The low PPV of polyp detection in our study was because we preferred “false positive” over “false negative” when the polyp detection algorithm was applied. Although the occurrence of false positive results reduces efficiency by providing unnecessary information to physicians, it is better than missing polyps. Moreover, it has the possibility of identifying polyps missed during colonoscopy by identifying suspicious areas. In this study, we used the SVM to solve a series of processes with one tool, which is simple and efficient. The SVM can be replaced by another classification tool. In future studies, accuracy is expected to improve by using deep learning methods.

We tried to convey meaningful information from the colonoscopy video through data visualization. The non-informative frames were included in the SRCV because physicians want to reference which points were non-informative when they conduct colonoscopy again. In this study, one frame was extracted per 0.3 s. If the frames would be extracted from the video more frequently, the SRCV would become more detailed and omissions would be reduced.

The proposed system that creates a summary report automatically from colonoscopy videos is expected to contribute to the gastroenterology and endoscopy field by enabling physicians to have easier access to important colonoscopy data.
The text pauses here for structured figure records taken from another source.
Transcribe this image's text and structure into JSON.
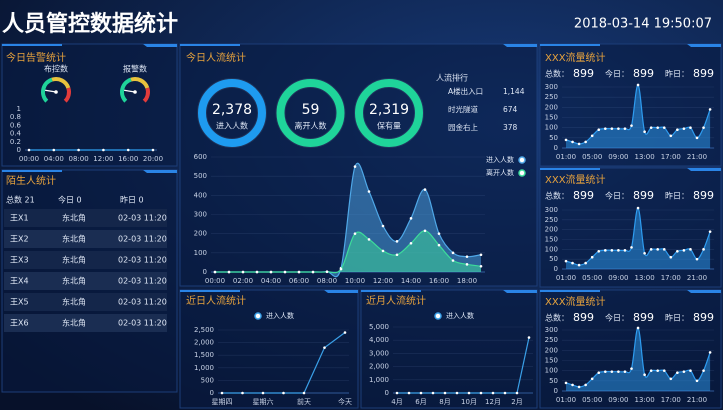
{
  "header": {
    "title": "人员管控数据统计",
    "datetime": "2018-03-14 19:50:07"
  },
  "alarm": {
    "title": "今日告警统计",
    "gauges": [
      "布控数",
      "报警数"
    ]
  },
  "stranger": {
    "title": "陌生人统计",
    "summary": [
      "总数 21",
      "今日 0",
      "昨日 0"
    ],
    "rows": [
      [
        "王X1",
        "东北角",
        "02-03 11:20"
      ],
      [
        "王X2",
        "东北角",
        "02-03 11:20"
      ],
      [
        "王X3",
        "东北角",
        "02-03 11:20"
      ],
      [
        "王X4",
        "东北角",
        "02-03 11:20"
      ],
      [
        "王X5",
        "东北角",
        "02-03 11:20"
      ],
      [
        "王X6",
        "东北角",
        "02-03 11:20"
      ]
    ]
  },
  "today": {
    "title": "今日人流统计",
    "rings": [
      {
        "value": 2378,
        "value_label": "2,378",
        "label": "进入人数",
        "color": "#1e9bf0"
      },
      {
        "value": 59,
        "value_label": "59",
        "label": "离开人数",
        "color": "#1fd49a"
      },
      {
        "value": 2319,
        "value_label": "2,319",
        "label": "保有量",
        "color": "#1fd49a"
      }
    ],
    "ranking": {
      "title": "人流排行",
      "items": [
        {
          "name": "A楼出入口",
          "count": "1,144"
        },
        {
          "name": "时光隧道",
          "count": "674"
        },
        {
          "name": "园金右上",
          "count": "378"
        }
      ]
    }
  },
  "recent_days": {
    "title": "近日人流统计"
  },
  "recent_months": {
    "title": "近月人流统计"
  },
  "traffic": [
    {
      "title": "XXX流量统计",
      "stats": [
        {
          "label": "总数：",
          "value": "899"
        },
        {
          "label": "今日：",
          "value": "899"
        },
        {
          "label": "昨日：",
          "value": "899"
        }
      ]
    },
    {
      "title": "XXX流量统计",
      "stats": [
        {
          "label": "总数：",
          "value": "899"
        },
        {
          "label": "今日：",
          "value": "899"
        },
        {
          "label": "昨日：",
          "value": "899"
        }
      ]
    },
    {
      "title": "XXX流量统计",
      "stats": [
        {
          "label": "总数：",
          "value": "899"
        },
        {
          "label": "今日：",
          "value": "899"
        },
        {
          "label": "昨日：",
          "value": "899"
        }
      ]
    }
  ],
  "chart_data": [
    {
      "type": "line",
      "categories": [
        "00:00",
        "04:00",
        "08:00",
        "12:00",
        "16:00",
        "20:00"
      ],
      "values": [
        0,
        0,
        0,
        0,
        0,
        0
      ],
      "color": "#2ea0f0",
      "ylim": [
        0,
        1
      ],
      "yticks": [
        0,
        0.2,
        0.4,
        0.6,
        0.8,
        1
      ],
      "grid": false
    },
    {
      "type": "area",
      "smooth": true,
      "categories": [
        "00:00",
        null,
        "02:00",
        null,
        "04:00",
        null,
        "06:00",
        null,
        "08:00",
        null,
        "10:00",
        null,
        "12:00",
        null,
        "14:00",
        null,
        "16:00",
        null,
        "18:00",
        null
      ],
      "series": [
        {
          "name": "进入人数",
          "color": "#4fa8e8",
          "values": [
            0,
            0,
            0,
            0,
            0,
            0,
            0,
            0,
            2,
            20,
            550,
            420,
            240,
            160,
            280,
            430,
            200,
            100,
            80,
            90
          ]
        },
        {
          "name": "离开人数",
          "color": "#3ddc9b",
          "values": [
            0,
            0,
            0,
            0,
            0,
            0,
            0,
            0,
            1,
            15,
            200,
            170,
            110,
            90,
            150,
            215,
            140,
            60,
            40,
            30
          ]
        }
      ],
      "ylim": [
        0,
        600
      ],
      "yticks": [
        0,
        100,
        200,
        300,
        400,
        500,
        600
      ],
      "grid": true,
      "legend": "top-right"
    },
    {
      "type": "line",
      "categories": [
        "星期四",
        null,
        "星期六",
        null,
        "前天",
        null,
        "今天"
      ],
      "series": [
        {
          "name": "进入人数",
          "color": "#3aa0e8",
          "values": [
            0,
            0,
            0,
            0,
            0,
            1800,
            2400
          ]
        }
      ],
      "ylim": [
        0,
        2500
      ],
      "yticks": [
        0,
        500,
        {
          "value": 1000,
          "label": "1,000"
        },
        {
          "value": 1500,
          "label": "1,500"
        },
        {
          "value": 2000,
          "label": "2,000"
        },
        {
          "value": 2500,
          "label": "2,500"
        }
      ],
      "grid": true,
      "legend": "top"
    },
    {
      "type": "line",
      "categories": [
        "4月",
        null,
        "6月",
        null,
        "8月",
        null,
        "10月",
        null,
        "12月",
        null,
        "2月",
        null
      ],
      "series": [
        {
          "name": "进入人数",
          "color": "#3aa0e8",
          "values": [
            0,
            0,
            0,
            0,
            0,
            0,
            0,
            0,
            0,
            0,
            0,
            4200
          ]
        }
      ],
      "ylim": [
        0,
        5000
      ],
      "yticks": [
        0,
        {
          "value": 1000,
          "label": "1,000"
        },
        {
          "value": 2000,
          "label": "2,000"
        },
        {
          "value": 3000,
          "label": "3,000"
        },
        {
          "value": 4000,
          "label": "4,000"
        },
        {
          "value": 5000,
          "label": "5,000"
        }
      ],
      "grid": true,
      "legend": "top"
    },
    {
      "type": "area",
      "smooth": true,
      "categories": [
        "01:00",
        null,
        null,
        null,
        "05:00",
        null,
        null,
        null,
        "09:00",
        null,
        null,
        null,
        "13:00",
        null,
        null,
        null,
        "17:00",
        null,
        null,
        null,
        "21:00",
        null,
        null
      ],
      "values": [
        40,
        30,
        20,
        30,
        60,
        90,
        95,
        95,
        95,
        95,
        110,
        310,
        80,
        100,
        100,
        100,
        60,
        90,
        95,
        100,
        50,
        100,
        190
      ],
      "color": "#2e9cf0",
      "ylim": [
        0,
        300
      ],
      "yticks": [
        0,
        50,
        100,
        150,
        200,
        250,
        300
      ],
      "grid": true
    },
    {
      "type": "area",
      "smooth": true,
      "categories": [
        "01:00",
        null,
        null,
        null,
        "05:00",
        null,
        null,
        null,
        "09:00",
        null,
        null,
        null,
        "13:00",
        null,
        null,
        null,
        "17:00",
        null,
        null,
        null,
        "21:00",
        null,
        null
      ],
      "values": [
        40,
        30,
        20,
        30,
        60,
        90,
        95,
        95,
        95,
        95,
        110,
        310,
        80,
        100,
        100,
        100,
        60,
        90,
        95,
        100,
        50,
        100,
        190
      ],
      "color": "#2e9cf0",
      "ylim": [
        0,
        300
      ],
      "yticks": [
        0,
        50,
        100,
        150,
        200,
        250,
        300
      ],
      "grid": true
    },
    {
      "type": "area",
      "smooth": true,
      "categories": [
        "01:00",
        null,
        null,
        null,
        "05:00",
        null,
        null,
        null,
        "09:00",
        null,
        null,
        null,
        "13:00",
        null,
        null,
        null,
        "17:00",
        null,
        null,
        null,
        "21:00",
        null,
        null
      ],
      "values": [
        40,
        30,
        20,
        30,
        60,
        90,
        95,
        95,
        95,
        95,
        110,
        310,
        80,
        100,
        100,
        100,
        60,
        90,
        95,
        100,
        50,
        100,
        190
      ],
      "color": "#2e9cf0",
      "ylim": [
        0,
        300
      ],
      "yticks": [
        0,
        50,
        100,
        150,
        200,
        250,
        300
      ],
      "grid": true
    }
  ]
}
The system can summarize meaningful colonoscopy information, provide visualized guidelines, or be utilized for educational purposes using artificial intelligence, similar to IBM’s Watson [28,29,30,31]. It can also be used to training non-experts in polyp detection [68, 69]. Moreover, when a physician who did not conduct the colonoscopy reads the medical records, the SRCV can help increase the reliability of the report and the physician’s understanding of the results by matching the video with the SRCV. Additionally, if the SRCV is included in the medical records, it will be helpful when medical records and patient information are shared among doctors or hospitals [32].
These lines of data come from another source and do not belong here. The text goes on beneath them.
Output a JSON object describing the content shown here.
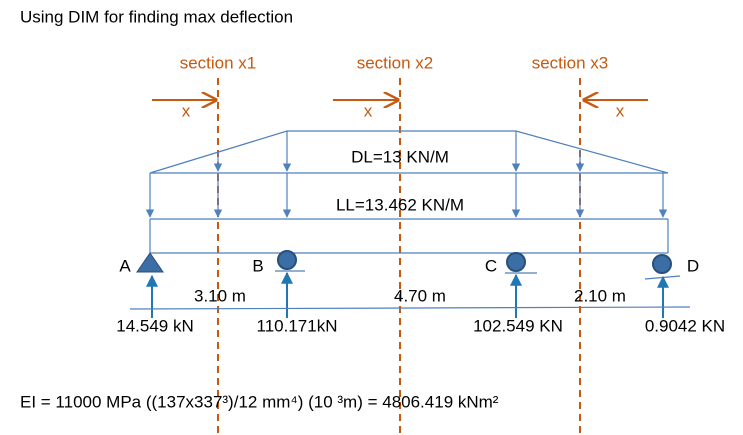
{
  "title": "Using DIM for finding max deflection",
  "sections": [
    {
      "label": "section x1",
      "x": "x"
    },
    {
      "label": "section x2",
      "x": "x"
    },
    {
      "label": "section x3",
      "x": "x"
    }
  ],
  "loads": {
    "dl": "DL=13  KN/M",
    "ll": "LL=13.462  KN/M"
  },
  "supports": [
    "A",
    "B",
    "C",
    "D"
  ],
  "spans": [
    "3.10 m",
    "4.70 m",
    "2.10 m"
  ],
  "reactions": [
    "14.549 kN",
    "110.171kN",
    "102.549  KN",
    "0.9042 KN"
  ],
  "formula": "EI = 11000 MPa ((137x337³)/12  mm⁴) (10 ³m) = 4806.419 kNm²"
}
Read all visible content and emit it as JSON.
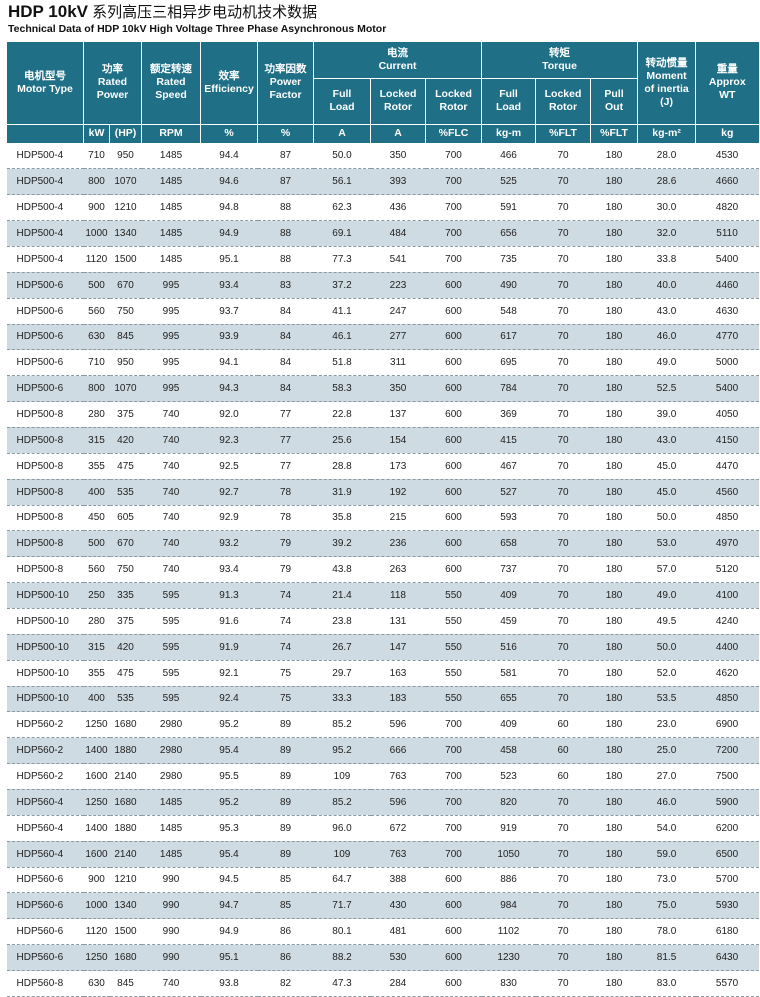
{
  "title": {
    "main": "HDP 10kV",
    "main_cn": " 系列高压三相异步电动机技术数据",
    "subtitle": "Technical Data of HDP 10kV High Voltage Three Phase Asynchronous Motor"
  },
  "headers": {
    "motor_type": {
      "cn": "电机型号",
      "en": "Motor Type"
    },
    "rated_power": {
      "cn": "功率",
      "en1": "Rated",
      "en2": "Power"
    },
    "rated_speed": {
      "cn": "额定转速",
      "en1": "Rated",
      "en2": "Speed"
    },
    "efficiency": {
      "cn": "效率",
      "en": "Efficiency"
    },
    "power_factor": {
      "cn": "功率因数",
      "en1": "Power",
      "en2": "Factor"
    },
    "current": {
      "cn": "电流",
      "en": "Current"
    },
    "torque": {
      "cn": "转矩",
      "en": "Torque"
    },
    "inertia": {
      "cn": "转动惯量",
      "en1": "Moment",
      "en2": "of inertia",
      "en3": "(J)"
    },
    "weight": {
      "cn": "重量",
      "en1": "Approx",
      "en2": "WT"
    },
    "current_full": {
      "l1": "Full",
      "l2": "Load"
    },
    "current_locked": {
      "l1": "Locked",
      "l2": "Rotor"
    },
    "current_locked2": {
      "l1": "Locked",
      "l2": "Rotor"
    },
    "torque_full": {
      "l1": "Full",
      "l2": "Load"
    },
    "torque_locked": {
      "l1": "Locked",
      "l2": "Rotor"
    },
    "torque_pull": {
      "l1": "Pull",
      "l2": "Out"
    }
  },
  "units": [
    "kW",
    "(HP)",
    "RPM",
    "%",
    "%",
    "A",
    "A",
    "%FLC",
    "kg-m",
    "%FLT",
    "%FLT",
    "kg-m²",
    "kg"
  ],
  "rows": [
    [
      "HDP500-4",
      "710",
      "950",
      "1485",
      "94.4",
      "87",
      "50.0",
      "350",
      "700",
      "466",
      "70",
      "180",
      "28.0",
      "4530"
    ],
    [
      "HDP500-4",
      "800",
      "1070",
      "1485",
      "94.6",
      "87",
      "56.1",
      "393",
      "700",
      "525",
      "70",
      "180",
      "28.6",
      "4660"
    ],
    [
      "HDP500-4",
      "900",
      "1210",
      "1485",
      "94.8",
      "88",
      "62.3",
      "436",
      "700",
      "591",
      "70",
      "180",
      "30.0",
      "4820"
    ],
    [
      "HDP500-4",
      "1000",
      "1340",
      "1485",
      "94.9",
      "88",
      "69.1",
      "484",
      "700",
      "656",
      "70",
      "180",
      "32.0",
      "5110"
    ],
    [
      "HDP500-4",
      "1120",
      "1500",
      "1485",
      "95.1",
      "88",
      "77.3",
      "541",
      "700",
      "735",
      "70",
      "180",
      "33.8",
      "5400"
    ],
    [
      "HDP500-6",
      "500",
      "670",
      "995",
      "93.4",
      "83",
      "37.2",
      "223",
      "600",
      "490",
      "70",
      "180",
      "40.0",
      "4460"
    ],
    [
      "HDP500-6",
      "560",
      "750",
      "995",
      "93.7",
      "84",
      "41.1",
      "247",
      "600",
      "548",
      "70",
      "180",
      "43.0",
      "4630"
    ],
    [
      "HDP500-6",
      "630",
      "845",
      "995",
      "93.9",
      "84",
      "46.1",
      "277",
      "600",
      "617",
      "70",
      "180",
      "46.0",
      "4770"
    ],
    [
      "HDP500-6",
      "710",
      "950",
      "995",
      "94.1",
      "84",
      "51.8",
      "311",
      "600",
      "695",
      "70",
      "180",
      "49.0",
      "5000"
    ],
    [
      "HDP500-6",
      "800",
      "1070",
      "995",
      "94.3",
      "84",
      "58.3",
      "350",
      "600",
      "784",
      "70",
      "180",
      "52.5",
      "5400"
    ],
    [
      "HDP500-8",
      "280",
      "375",
      "740",
      "92.0",
      "77",
      "22.8",
      "137",
      "600",
      "369",
      "70",
      "180",
      "39.0",
      "4050"
    ],
    [
      "HDP500-8",
      "315",
      "420",
      "740",
      "92.3",
      "77",
      "25.6",
      "154",
      "600",
      "415",
      "70",
      "180",
      "43.0",
      "4150"
    ],
    [
      "HDP500-8",
      "355",
      "475",
      "740",
      "92.5",
      "77",
      "28.8",
      "173",
      "600",
      "467",
      "70",
      "180",
      "45.0",
      "4470"
    ],
    [
      "HDP500-8",
      "400",
      "535",
      "740",
      "92.7",
      "78",
      "31.9",
      "192",
      "600",
      "527",
      "70",
      "180",
      "45.0",
      "4560"
    ],
    [
      "HDP500-8",
      "450",
      "605",
      "740",
      "92.9",
      "78",
      "35.8",
      "215",
      "600",
      "593",
      "70",
      "180",
      "50.0",
      "4850"
    ],
    [
      "HDP500-8",
      "500",
      "670",
      "740",
      "93.2",
      "79",
      "39.2",
      "236",
      "600",
      "658",
      "70",
      "180",
      "53.0",
      "4970"
    ],
    [
      "HDP500-8",
      "560",
      "750",
      "740",
      "93.4",
      "79",
      "43.8",
      "263",
      "600",
      "737",
      "70",
      "180",
      "57.0",
      "5120"
    ],
    [
      "HDP500-10",
      "250",
      "335",
      "595",
      "91.3",
      "74",
      "21.4",
      "118",
      "550",
      "409",
      "70",
      "180",
      "49.0",
      "4100"
    ],
    [
      "HDP500-10",
      "280",
      "375",
      "595",
      "91.6",
      "74",
      "23.8",
      "131",
      "550",
      "459",
      "70",
      "180",
      "49.5",
      "4240"
    ],
    [
      "HDP500-10",
      "315",
      "420",
      "595",
      "91.9",
      "74",
      "26.7",
      "147",
      "550",
      "516",
      "70",
      "180",
      "50.0",
      "4400"
    ],
    [
      "HDP500-10",
      "355",
      "475",
      "595",
      "92.1",
      "75",
      "29.7",
      "163",
      "550",
      "581",
      "70",
      "180",
      "52.0",
      "4620"
    ],
    [
      "HDP500-10",
      "400",
      "535",
      "595",
      "92.4",
      "75",
      "33.3",
      "183",
      "550",
      "655",
      "70",
      "180",
      "53.5",
      "4850"
    ],
    [
      "HDP560-2",
      "1250",
      "1680",
      "2980",
      "95.2",
      "89",
      "85.2",
      "596",
      "700",
      "409",
      "60",
      "180",
      "23.0",
      "6900"
    ],
    [
      "HDP560-2",
      "1400",
      "1880",
      "2980",
      "95.4",
      "89",
      "95.2",
      "666",
      "700",
      "458",
      "60",
      "180",
      "25.0",
      "7200"
    ],
    [
      "HDP560-2",
      "1600",
      "2140",
      "2980",
      "95.5",
      "89",
      "109",
      "763",
      "700",
      "523",
      "60",
      "180",
      "27.0",
      "7500"
    ],
    [
      "HDP560-4",
      "1250",
      "1680",
      "1485",
      "95.2",
      "89",
      "85.2",
      "596",
      "700",
      "820",
      "70",
      "180",
      "46.0",
      "5900"
    ],
    [
      "HDP560-4",
      "1400",
      "1880",
      "1485",
      "95.3",
      "89",
      "96.0",
      "672",
      "700",
      "919",
      "70",
      "180",
      "54.0",
      "6200"
    ],
    [
      "HDP560-4",
      "1600",
      "2140",
      "1485",
      "95.4",
      "89",
      "109",
      "763",
      "700",
      "1050",
      "70",
      "180",
      "59.0",
      "6500"
    ],
    [
      "HDP560-6",
      "900",
      "1210",
      "990",
      "94.5",
      "85",
      "64.7",
      "388",
      "600",
      "886",
      "70",
      "180",
      "73.0",
      "5700"
    ],
    [
      "HDP560-6",
      "1000",
      "1340",
      "990",
      "94.7",
      "85",
      "71.7",
      "430",
      "600",
      "984",
      "70",
      "180",
      "75.0",
      "5930"
    ],
    [
      "HDP560-6",
      "1120",
      "1500",
      "990",
      "94.9",
      "86",
      "80.1",
      "481",
      "600",
      "1102",
      "70",
      "180",
      "78.0",
      "6180"
    ],
    [
      "HDP560-6",
      "1250",
      "1680",
      "990",
      "95.1",
      "86",
      "88.2",
      "530",
      "600",
      "1230",
      "70",
      "180",
      "81.5",
      "6430"
    ],
    [
      "HDP560-8",
      "630",
      "845",
      "740",
      "93.8",
      "82",
      "47.3",
      "284",
      "600",
      "830",
      "70",
      "180",
      "83.0",
      "5570"
    ]
  ]
}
In conclusion, our study showed the usefulness of a system that extracts meaningful information from colonoscopy videos and provides a summary report on a color-coded timeline. The accuracy and sensitivity of classification type and polyp detection was verified. Further validation of the system is needed after system improvement, including an increase in the PPV for polyp detection by using deep learning methods. If the system improves accuracy and is capable of real-time application, then clinical application of this system can be expected to assist in the detection of polyps and finally increase ADR in colonoscopy. Furthermore, when the utility of the SRCV was evaluated using an SUS questionnaire, a large majority of participants expressed positive opinions. Thus, our proposed system for analyzing colonoscopy videos is expected to be useful for physicians and patients, and it also can be utilized in capsule endoscopy.